Invited Commentary
Surgery
March 25, 2025
Robotic-Assisted Cholecystectomy—for Whom?
David R. Urbach
JAMA Netw Open. 2025;8(3):e251711. doi:10.1001/jamanetworkopen.2025.1711
To assess whether robotic-assisted cholecystectomy is superior to laparoscopic cholecystectomy in the prevention of bile duct injury, Mullens and colleagues1 conducted a retrospective study of 737 908 Medicare beneficiaries, including 295 807 in an experimental cohort and 442 101 in a training cohort, who underwent either robotic-assisted or laparoscopic cholecystectomy. Analyses stratified by the risk of postoperative complications found that patients undergoing robotic-assisted surgery had a higher risk of bile duct injury than those undergoing laparoscopic surgery in each category of risk. Risk categories were carefully identified and validated in the independent training cohort. Patients in the lowest-risk category who underwent robotic-assisted cholecystectomy had a risk of bile duct injury even higher than those in the highest-risk category who underwent laparoscopic surgery. With respect to bile duct injury—the most feared complication of gall bladder surgery—robotic-assisted surgery, based on these data, is inferior to laparoscopic cholecystectomy.

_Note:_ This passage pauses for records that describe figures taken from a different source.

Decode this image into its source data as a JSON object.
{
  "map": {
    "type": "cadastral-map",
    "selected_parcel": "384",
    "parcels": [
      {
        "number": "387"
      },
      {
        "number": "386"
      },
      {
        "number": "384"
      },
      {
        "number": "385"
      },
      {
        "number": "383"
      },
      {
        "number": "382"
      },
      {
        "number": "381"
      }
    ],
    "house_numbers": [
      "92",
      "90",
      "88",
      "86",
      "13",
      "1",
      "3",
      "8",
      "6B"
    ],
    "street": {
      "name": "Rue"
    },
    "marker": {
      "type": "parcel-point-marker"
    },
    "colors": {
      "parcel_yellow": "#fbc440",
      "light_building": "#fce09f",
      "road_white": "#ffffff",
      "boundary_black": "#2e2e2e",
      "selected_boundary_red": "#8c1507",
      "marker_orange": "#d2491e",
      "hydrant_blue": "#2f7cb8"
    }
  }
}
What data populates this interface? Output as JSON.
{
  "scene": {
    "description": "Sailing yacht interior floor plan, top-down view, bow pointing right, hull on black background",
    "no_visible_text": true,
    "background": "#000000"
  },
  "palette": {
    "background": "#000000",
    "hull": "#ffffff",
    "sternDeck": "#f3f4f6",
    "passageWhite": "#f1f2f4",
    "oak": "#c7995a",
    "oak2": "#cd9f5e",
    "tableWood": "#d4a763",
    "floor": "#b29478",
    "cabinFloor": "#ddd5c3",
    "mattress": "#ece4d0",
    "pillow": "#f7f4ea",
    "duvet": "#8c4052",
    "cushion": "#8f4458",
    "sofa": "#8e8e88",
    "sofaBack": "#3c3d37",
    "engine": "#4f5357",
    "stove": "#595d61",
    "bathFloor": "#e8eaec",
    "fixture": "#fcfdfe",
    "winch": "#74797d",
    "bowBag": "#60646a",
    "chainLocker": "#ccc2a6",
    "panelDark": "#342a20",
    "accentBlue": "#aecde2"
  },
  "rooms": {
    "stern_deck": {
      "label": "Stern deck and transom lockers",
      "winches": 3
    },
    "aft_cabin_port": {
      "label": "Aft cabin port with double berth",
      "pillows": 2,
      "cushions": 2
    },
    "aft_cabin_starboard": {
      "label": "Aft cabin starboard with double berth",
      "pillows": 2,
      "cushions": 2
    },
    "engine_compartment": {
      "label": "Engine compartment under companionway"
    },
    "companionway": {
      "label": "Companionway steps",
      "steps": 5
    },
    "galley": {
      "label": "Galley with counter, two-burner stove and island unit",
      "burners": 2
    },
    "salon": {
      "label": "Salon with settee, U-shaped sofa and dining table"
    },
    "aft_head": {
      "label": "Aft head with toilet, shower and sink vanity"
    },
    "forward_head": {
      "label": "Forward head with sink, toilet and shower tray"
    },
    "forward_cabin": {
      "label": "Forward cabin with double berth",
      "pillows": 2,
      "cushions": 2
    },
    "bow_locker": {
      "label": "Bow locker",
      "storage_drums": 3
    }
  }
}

A new health technology should be used only if it offers advantages over existing treatments with respect to measures such as clinical effectiveness, safety, patient experience, cost, or social benefit. To date, it has been difficult to identify any of these factors as a rationale for adopting robotic-assisted cholecystectomy. Robotic-assisted cholecystectomy is more costly and lacks any meaningful short-term benefit compared with the gold standard procedure of laparoscopic cholecystectomy.2 Still, enthusiasts had argued that the improved visualization and dexterity of robotic-assisted surgical platforms should allow for better safety. When previous research suggested that robotic-assisted cholecystectomy resulted in an increased risk of serious complications such as bile duct injury,3 critics suspected a potentially spurious finding from observational study designs: robotic-assisted cholecystectomy surely was being used preferentially in more complex or higher-risk clinical settings. Might a true benefit of robotic-assisted cholecystectomy simply be obscured by selection bias? The article by Mullens and colleagues1 has provided as definitive an answer to this question as we are likely to get: No.
What are we to make of this? What role, if any, remains for robotic-assisted cholecystectomy? If robotic-assisted cholecystectomy is no better than laparoscopic cholecystectomy and is more expensive and more hazardous, there are 2 remaining arguments for its continued use: (1) as a training procedure surgeons can use for skill development for application in more complex procedures for which robotic-assisted surgery does, in fact, have benefit or (2) because patients express a preference specifically for robotic-assisted surgery.
Advocating for the use of robotic-assisted cholecystectomy for surgeons’ technical skill development raises ethical concerns. The primary responsibility of surgeons is to their patients, and it is inappropriate to subject patients to unnecessary risk. Just over 3% of patients in the study by Mullens and colleagues1 underwent robotic-assisted surgery. More widespread adoption of robotic-assisted cholecystectomy to train the surgical workforce raises the possibility of substantial iatrogenic harm to the population along the way.
The remaining argument—patient preference—is also highly problematic. In an era of growing popular mistrust in institutions, when people are encouraged to “do your own research,” patients increasingly express preferences for aggressively marketed health interventions that are not aligned with their treatment goals and values. What does it mean for a patient to “prefer” the use of a specific health technology, such as robotic-assisted surgery, especially when the health technology is one that most surgeons would avoid if they needed a cholecystectomy themselves?4Whose needs are being served? Patient perceptions are highly influenced by concepts such as novelty and innovation, and we must be mindful of the extraordinary power we exert in framing these perceptions, potentially swaying patients toward riskier treatments.5
A surgeon’s recommendation to a patient with gallbladder disease who would benefit from surgery should be based on the patient’s treatment goals and values as well as a consideration of the relative risks and benefits of the various treatment options. In light of recent evidence, this recommendation should not be a robotic-assisted cholecystectomy.